Key Areas of Expertise
- Python software development
- Backend, microservices, and distributed systems architecture
- MLOps and machine learning infrastructure
- Cloud infrastructure and networking — AWS, VPCs, DNS, ingress, and service mesh
- Web application development
- Database design and optimization
- CI/CD, DevOps, and automation
- Docker and Kubernetes — containerization, orchestration, and deployment
- Observability — Datadog, Prometheus, Grafana, ELK/OpenSearch, and distributed tracing
- System scalability, reliability, and performance
- Technical leadership and mentoring
Responsibilities
- Architect and build scalable Python backend services, APIs, and distributed systems.
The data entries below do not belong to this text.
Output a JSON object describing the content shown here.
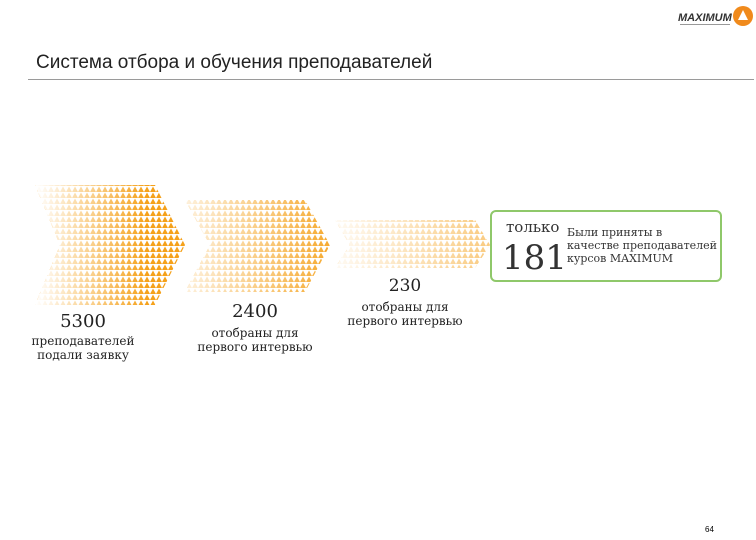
{
  "header": {
    "logo_text": "MAXIMUM",
    "title": "Система отбора и обучения преподавателей"
  },
  "steps": [
    {
      "value": "5300",
      "label_line1": "преподавателей",
      "label_line2": "подали заявку"
    },
    {
      "value": "2400",
      "label_line1": "отобраны для",
      "label_line2": "первого интервью"
    },
    {
      "value": "230",
      "label_line1": "отобраны для",
      "label_line2": "первого интервью"
    }
  ],
  "result": {
    "prefix": "только",
    "value": "181",
    "note": "Были приняты в качестве преподавателей курсов MAXIMUM"
  },
  "colors": {
    "accent_orange": "#f5a11a",
    "callout_green": "#8fc86a"
  },
  "footer": {
    "page_number": "64"
  }
}
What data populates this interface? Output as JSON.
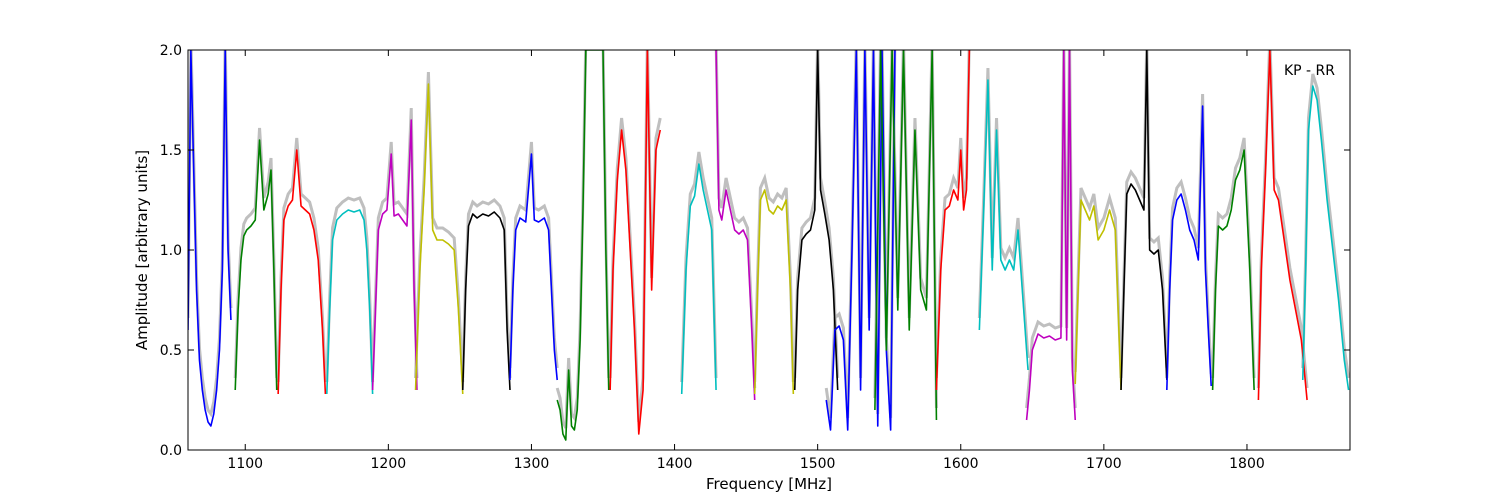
{
  "chart_data": {
    "type": "line",
    "title": "",
    "annotation": "KP - RR",
    "xlabel": "Frequency [MHz]",
    "ylabel": "Amplitude [arbitrary units]",
    "xlim": [
      1060,
      1872
    ],
    "ylim": [
      0.0,
      2.0
    ],
    "xticks": [
      1100,
      1200,
      1300,
      1400,
      1500,
      1600,
      1700,
      1800
    ],
    "xtick_labels": [
      "1100",
      "1200",
      "1300",
      "1400",
      "1500",
      "1600",
      "1700",
      "1800"
    ],
    "yticks": [
      0.0,
      0.5,
      1.0,
      1.5,
      2.0
    ],
    "ytick_labels": [
      "0.0",
      "0.5",
      "1.0",
      "1.5",
      "2.0"
    ],
    "grid": false,
    "background_color": "#bfbfbf",
    "series": [
      {
        "color": "#0000ff",
        "x": [
          1060,
          1062,
          1064,
          1066,
          1068,
          1070,
          1072,
          1074,
          1076,
          1078,
          1080,
          1082,
          1084,
          1086,
          1088,
          1090
        ],
        "y": [
          0.6,
          2.0,
          1.4,
          0.8,
          0.45,
          0.3,
          0.2,
          0.14,
          0.12,
          0.18,
          0.3,
          0.5,
          0.9,
          2.0,
          1.0,
          0.65
        ]
      },
      {
        "color": "#008000",
        "x": [
          1093,
          1095,
          1097,
          1099,
          1101,
          1104,
          1107,
          1110,
          1113,
          1116,
          1118,
          1120,
          1122
        ],
        "y": [
          0.3,
          0.7,
          0.95,
          1.07,
          1.1,
          1.12,
          1.15,
          1.55,
          1.2,
          1.28,
          1.4,
          0.9,
          0.3
        ]
      },
      {
        "color": "#ff0000",
        "x": [
          1123,
          1125,
          1127,
          1130,
          1133,
          1136,
          1139,
          1142,
          1145,
          1148,
          1151,
          1154,
          1156
        ],
        "y": [
          0.28,
          0.8,
          1.15,
          1.22,
          1.25,
          1.5,
          1.22,
          1.2,
          1.18,
          1.1,
          0.95,
          0.6,
          0.28
        ]
      },
      {
        "color": "#00bfbf",
        "x": [
          1157,
          1159,
          1161,
          1164,
          1168,
          1172,
          1176,
          1180,
          1183,
          1185,
          1187,
          1189
        ],
        "y": [
          0.28,
          0.7,
          1.05,
          1.15,
          1.18,
          1.2,
          1.19,
          1.2,
          1.15,
          1.0,
          0.7,
          0.28
        ]
      },
      {
        "color": "#bf00bf",
        "x": [
          1189,
          1191,
          1193,
          1196,
          1199,
          1202,
          1204,
          1207,
          1210,
          1213,
          1216,
          1218,
          1220
        ],
        "y": [
          0.3,
          0.7,
          1.1,
          1.18,
          1.2,
          1.48,
          1.17,
          1.18,
          1.15,
          1.12,
          1.65,
          0.8,
          0.3
        ]
      },
      {
        "color": "#bfbf00",
        "x": [
          1219,
          1222,
          1225,
          1228,
          1231,
          1234,
          1238,
          1242,
          1246,
          1249,
          1252
        ],
        "y": [
          0.3,
          0.9,
          1.3,
          1.83,
          1.1,
          1.05,
          1.05,
          1.03,
          1.0,
          0.7,
          0.28
        ]
      },
      {
        "color": "#000000",
        "x": [
          1252,
          1254,
          1256,
          1259,
          1262,
          1266,
          1270,
          1274,
          1278,
          1281,
          1283,
          1285
        ],
        "y": [
          0.3,
          0.8,
          1.12,
          1.18,
          1.16,
          1.18,
          1.17,
          1.19,
          1.16,
          1.1,
          0.6,
          0.3
        ]
      },
      {
        "color": "#0000ff",
        "x": [
          1285,
          1287,
          1289,
          1292,
          1296,
          1300,
          1302,
          1305,
          1309,
          1312,
          1314,
          1316,
          1318
        ],
        "y": [
          0.35,
          0.8,
          1.1,
          1.16,
          1.14,
          1.48,
          1.15,
          1.14,
          1.16,
          1.1,
          0.8,
          0.5,
          0.35
        ]
      },
      {
        "color": "#008000",
        "x": [
          1318,
          1320,
          1322,
          1324,
          1326,
          1328,
          1330,
          1332,
          1334,
          1336,
          1338,
          1340,
          1342,
          1344,
          1346,
          1348,
          1350,
          1352,
          1354
        ],
        "y": [
          0.25,
          0.2,
          0.08,
          0.05,
          0.4,
          0.12,
          0.1,
          0.2,
          0.55,
          1.2,
          2.0,
          2.0,
          2.0,
          2.0,
          2.0,
          2.0,
          2.0,
          1.0,
          0.3
        ]
      },
      {
        "color": "#ff0000",
        "x": [
          1355,
          1357,
          1360,
          1363,
          1366,
          1369,
          1372,
          1375,
          1378,
          1381,
          1384,
          1387,
          1390
        ],
        "y": [
          0.3,
          0.9,
          1.35,
          1.6,
          1.4,
          1.0,
          0.6,
          0.08,
          0.3,
          2.0,
          0.8,
          1.5,
          1.6
        ]
      },
      {
        "color": "#00bfbf",
        "x": [
          1405,
          1408,
          1411,
          1414,
          1417,
          1420,
          1423,
          1426,
          1429
        ],
        "y": [
          0.28,
          0.9,
          1.22,
          1.27,
          1.43,
          1.3,
          1.2,
          1.1,
          0.3
        ]
      },
      {
        "color": "#bf00bf",
        "x": [
          1429,
          1431,
          1433,
          1436,
          1439,
          1442,
          1445,
          1448,
          1451,
          1454,
          1456
        ],
        "y": [
          2.0,
          1.2,
          1.15,
          1.3,
          1.2,
          1.1,
          1.08,
          1.1,
          1.05,
          0.6,
          0.25
        ]
      },
      {
        "color": "#bfbf00",
        "x": [
          1456,
          1458,
          1460,
          1463,
          1466,
          1469,
          1472,
          1475,
          1478,
          1481,
          1483
        ],
        "y": [
          0.28,
          0.8,
          1.25,
          1.3,
          1.2,
          1.18,
          1.22,
          1.2,
          1.25,
          0.8,
          0.28
        ]
      },
      {
        "color": "#000000",
        "x": [
          1484,
          1486,
          1489,
          1492,
          1495,
          1498,
          1500,
          1502,
          1505,
          1508,
          1511,
          1514
        ],
        "y": [
          0.3,
          0.8,
          1.05,
          1.08,
          1.1,
          1.2,
          2.0,
          1.3,
          1.18,
          1.05,
          0.8,
          0.3
        ]
      },
      {
        "color": "#0000ff",
        "x": [
          1506,
          1509,
          1512,
          1515,
          1518,
          1521,
          1524,
          1527,
          1530,
          1533,
          1536,
          1539,
          1542,
          1545,
          1548,
          1551,
          1554
        ],
        "y": [
          0.25,
          0.1,
          0.6,
          0.62,
          0.55,
          0.1,
          1.0,
          2.0,
          0.3,
          2.0,
          0.6,
          2.0,
          0.12,
          2.0,
          0.5,
          0.1,
          2.0
        ]
      },
      {
        "color": "#008000",
        "x": [
          1540,
          1544,
          1548,
          1552,
          1556,
          1560,
          1564,
          1568,
          1572,
          1576,
          1580,
          1583
        ],
        "y": [
          0.2,
          2.0,
          0.5,
          2.0,
          0.7,
          2.0,
          0.6,
          1.6,
          0.8,
          0.7,
          2.0,
          0.15
        ]
      },
      {
        "color": "#ff0000",
        "x": [
          1583,
          1586,
          1589,
          1592,
          1595,
          1598,
          1600,
          1602,
          1604,
          1606
        ],
        "y": [
          0.3,
          0.9,
          1.2,
          1.22,
          1.3,
          1.25,
          1.5,
          1.2,
          1.3,
          2.0
        ]
      },
      {
        "color": "#00bfbf",
        "x": [
          1613,
          1616,
          1619,
          1622,
          1625,
          1628,
          1631,
          1634,
          1637,
          1640,
          1644,
          1647
        ],
        "y": [
          0.6,
          1.2,
          1.85,
          0.9,
          1.6,
          0.95,
          0.9,
          0.95,
          0.9,
          1.1,
          0.7,
          0.4
        ]
      },
      {
        "color": "#bf00bf",
        "x": [
          1646,
          1648,
          1650,
          1654,
          1658,
          1662,
          1666,
          1670,
          1672,
          1674,
          1676,
          1678,
          1680
        ],
        "y": [
          0.15,
          0.3,
          0.5,
          0.58,
          0.56,
          0.57,
          0.55,
          0.56,
          2.0,
          0.55,
          2.0,
          0.4,
          0.15
        ]
      },
      {
        "color": "#bfbf00",
        "x": [
          1680,
          1682,
          1684,
          1687,
          1690,
          1693,
          1696,
          1700,
          1704,
          1708,
          1710,
          1712
        ],
        "y": [
          0.33,
          0.8,
          1.25,
          1.2,
          1.15,
          1.22,
          1.05,
          1.1,
          1.2,
          1.1,
          0.7,
          0.3
        ]
      },
      {
        "color": "#000000",
        "x": [
          1712,
          1714,
          1716,
          1719,
          1722,
          1725,
          1728,
          1730,
          1732,
          1735,
          1738,
          1741,
          1744
        ],
        "y": [
          0.3,
          0.8,
          1.28,
          1.33,
          1.3,
          1.25,
          1.2,
          2.0,
          1.0,
          0.98,
          1.0,
          0.8,
          0.35
        ]
      },
      {
        "color": "#0000ff",
        "x": [
          1744,
          1746,
          1748,
          1751,
          1754,
          1757,
          1760,
          1763,
          1766,
          1769,
          1771,
          1773,
          1775
        ],
        "y": [
          0.3,
          0.8,
          1.15,
          1.25,
          1.28,
          1.2,
          1.1,
          1.05,
          0.95,
          1.72,
          0.9,
          0.6,
          0.32
        ]
      },
      {
        "color": "#008000",
        "x": [
          1776,
          1778,
          1780,
          1783,
          1786,
          1789,
          1792,
          1795,
          1798,
          1800,
          1802,
          1805
        ],
        "y": [
          0.3,
          0.8,
          1.12,
          1.1,
          1.12,
          1.2,
          1.35,
          1.4,
          1.5,
          1.2,
          0.9,
          0.3
        ]
      },
      {
        "color": "#ff0000",
        "x": [
          1808,
          1810,
          1813,
          1816,
          1819,
          1822,
          1826,
          1830,
          1834,
          1838,
          1842
        ],
        "y": [
          0.25,
          0.9,
          1.4,
          2.0,
          1.3,
          1.25,
          1.05,
          0.85,
          0.7,
          0.55,
          0.25
        ]
      },
      {
        "color": "#00bfbf",
        "x": [
          1839,
          1841,
          1843,
          1846,
          1849,
          1852,
          1856,
          1860,
          1864,
          1868,
          1871
        ],
        "y": [
          0.35,
          0.9,
          1.6,
          1.82,
          1.75,
          1.55,
          1.25,
          1.0,
          0.75,
          0.45,
          0.3
        ]
      }
    ]
  }
}
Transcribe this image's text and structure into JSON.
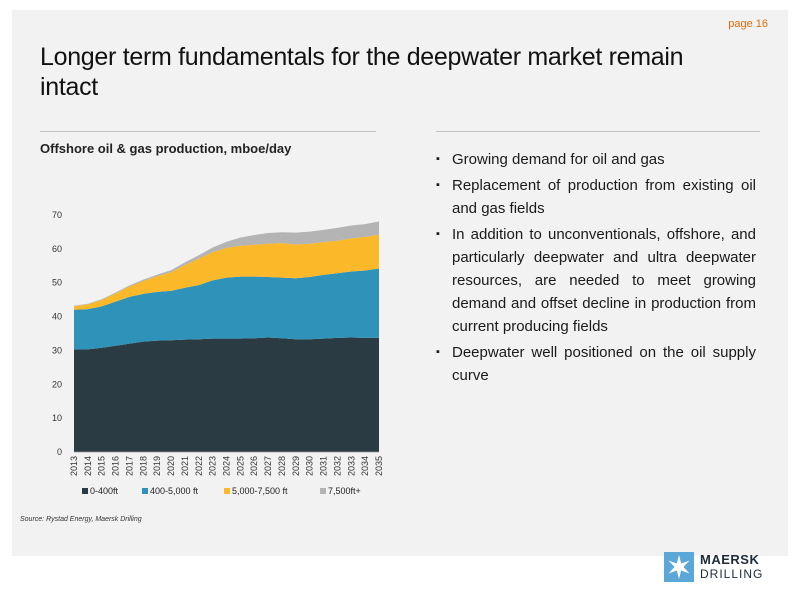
{
  "page": {
    "number_label": "page 16"
  },
  "slide": {
    "title": "Longer term fundamentals for the deepwater market remain intact",
    "source": "Source: Rystad Energy, Maersk Drilling"
  },
  "bullets": [
    "Growing demand for oil and gas",
    "Replacement of production from existing oil and gas fields",
    "In addition to unconventionals, offshore, and particularly deepwater and ultra deepwater resources, are needed to meet growing demand and offset decline in production from current producing fields",
    "Deepwater well positioned on the oil supply curve"
  ],
  "logo": {
    "name": "MAERSK",
    "sub": "DRILLING"
  },
  "chart_data": {
    "type": "area",
    "stacked": true,
    "title": "Offshore oil & gas production, mboe/day",
    "xlabel": "",
    "ylabel": "",
    "ylim": [
      0,
      70
    ],
    "yticks": [
      0,
      10,
      20,
      30,
      40,
      50,
      60,
      70
    ],
    "grid": false,
    "legend_position": "bottom",
    "x": [
      "2013",
      "2014",
      "2015",
      "2016",
      "2017",
      "2018",
      "2019",
      "2020",
      "2021",
      "2022",
      "2023",
      "2024",
      "2025",
      "2026",
      "2027",
      "2028",
      "2029",
      "2030",
      "2031",
      "2032",
      "2033",
      "2034",
      "2035"
    ],
    "series": [
      {
        "name": "0-400ft",
        "color": "#2b3b44",
        "values": [
          30.3,
          30.3,
          30.8,
          31.4,
          32.0,
          32.6,
          32.9,
          33.0,
          33.2,
          33.3,
          33.5,
          33.5,
          33.5,
          33.6,
          33.8,
          33.6,
          33.3,
          33.3,
          33.5,
          33.7,
          33.8,
          33.7,
          33.7
        ]
      },
      {
        "name": "400-5,000 ft",
        "color": "#2f93b9",
        "values": [
          11.7,
          11.9,
          12.2,
          13.0,
          13.8,
          14.1,
          14.4,
          14.6,
          15.3,
          16.0,
          17.2,
          18.0,
          18.3,
          18.2,
          17.9,
          17.9,
          18.0,
          18.4,
          18.8,
          19.1,
          19.5,
          19.9,
          20.5
        ]
      },
      {
        "name": "5,000-7,500 ft",
        "color": "#fbb829",
        "values": [
          1.0,
          1.4,
          1.9,
          2.4,
          3.1,
          3.8,
          4.6,
          5.5,
          6.7,
          7.8,
          8.3,
          8.8,
          9.1,
          9.4,
          9.8,
          10.2,
          10.0,
          9.8,
          9.7,
          9.6,
          9.8,
          9.9,
          10.0
        ]
      },
      {
        "name": "7,500ft+",
        "color": "#b4b4b4",
        "values": [
          0.2,
          0.2,
          0.2,
          0.3,
          0.3,
          0.4,
          0.5,
          0.6,
          0.8,
          1.0,
          1.4,
          1.8,
          2.4,
          2.9,
          3.2,
          3.2,
          3.5,
          3.6,
          3.6,
          3.8,
          3.8,
          3.8,
          3.9
        ]
      }
    ]
  }
}
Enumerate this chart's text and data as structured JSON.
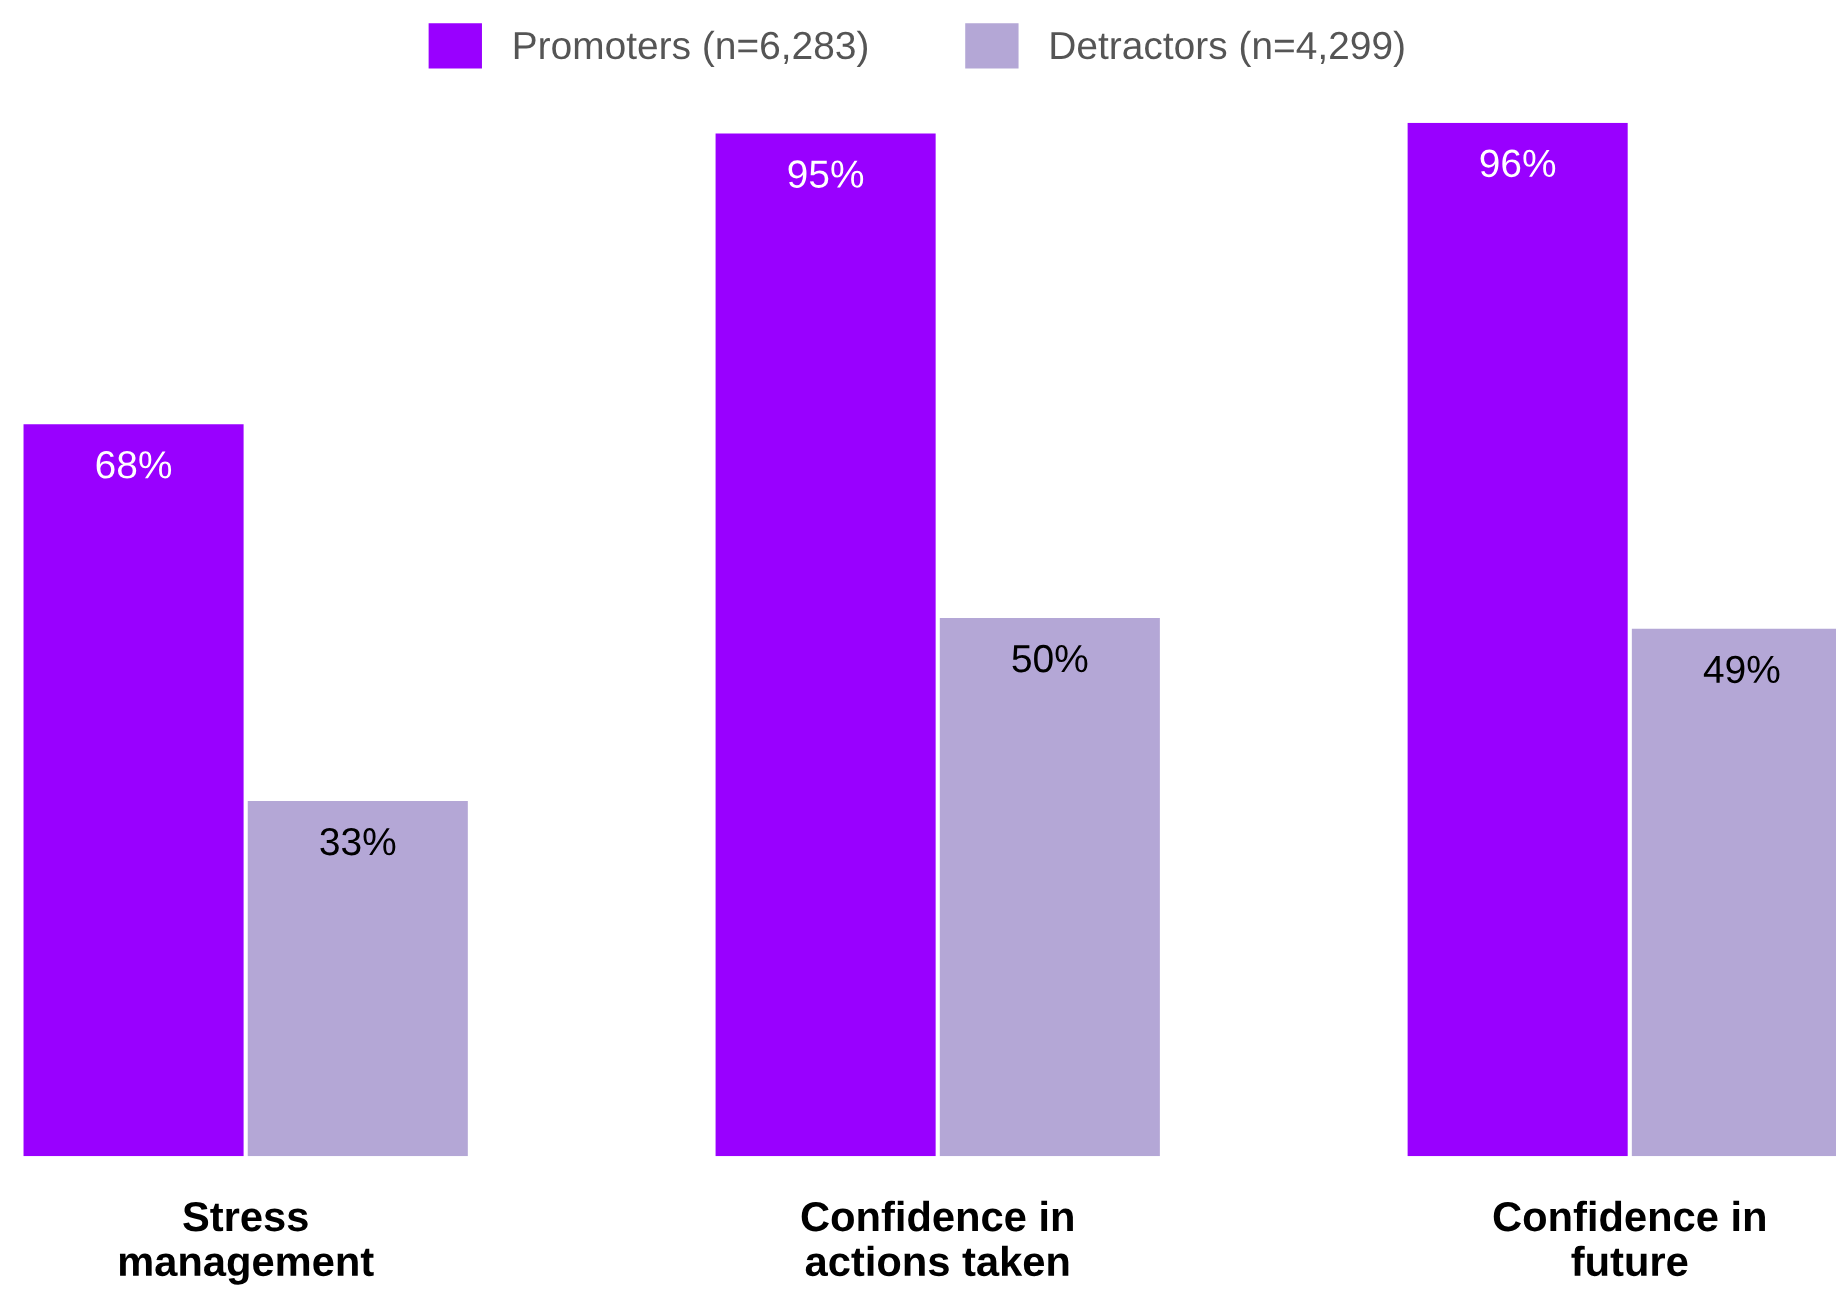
{
  "chart_data": {
    "type": "bar",
    "categories": [
      "Stress\nmanagement",
      "Confidence in\nactions taken",
      "Confidence in\nfuture"
    ],
    "series": [
      {
        "name": "Promoters (n=6,283)",
        "color": "#9900ff",
        "values": [
          68,
          95,
          96
        ],
        "value_labels": [
          "68%",
          "95%",
          "96%"
        ]
      },
      {
        "name": "Detractors (n=4,299)",
        "color": "#b4a7d6",
        "values": [
          33,
          50,
          49
        ],
        "value_labels": [
          "33%",
          "50%",
          "49%"
        ]
      }
    ],
    "legend": "top",
    "grid": false
  }
}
- Design and operate end-to-end ML infrastructure — pipelines, model registry, serving, and monitoring.
- Own AWS cloud infrastructure: VPCs, EKS, IAM, networking, and service mesh.
- Manage Kubernetes clusters and containerized workloads in production.
- Build and maintain CI/CD pipelines and infrastructure-as-code (Terraform/Pulumi).
- Set up and maintain observability stacks and drive SLO/reliability engineering.
- Lead code reviews, define engineering standards, and mentor engineers.
- Design and optimize relational and non-relational database schemas and query performance
Requirements
- 10+ years of software engineering experience with significant time in senior or staff-level roles.
- Expert-level Python — FastAPI, async, testing, and performance optimization.
- Hands-on MLOps experience: MLflow, Kubeflow, Airflow, or equivalent; model serving with TorchServe, Triton, or BentoML.
- Advanced AWS — EKS, EC2, RDS, S3, Lambda, VPC design, IAM, and CloudFront.
- Production Kubernetes — Helm, autoscaling, network policies, and RBAC.
- CI/CD and IaC — GitHub Actions, Terraform or Pulumi, GitOps with ArgoCD or FluxCD.
- Strong observability toolkit — Datadog, Prometheus, Grafana, OpenTelemetry, ELK/OpenSearch.
- Database proficiency — PostgreSQL, Redis, MongoDB; query tuning and schema design.
- Strong communication skills and ability to lead technical discussions with engineering and non-engineering stakeholders.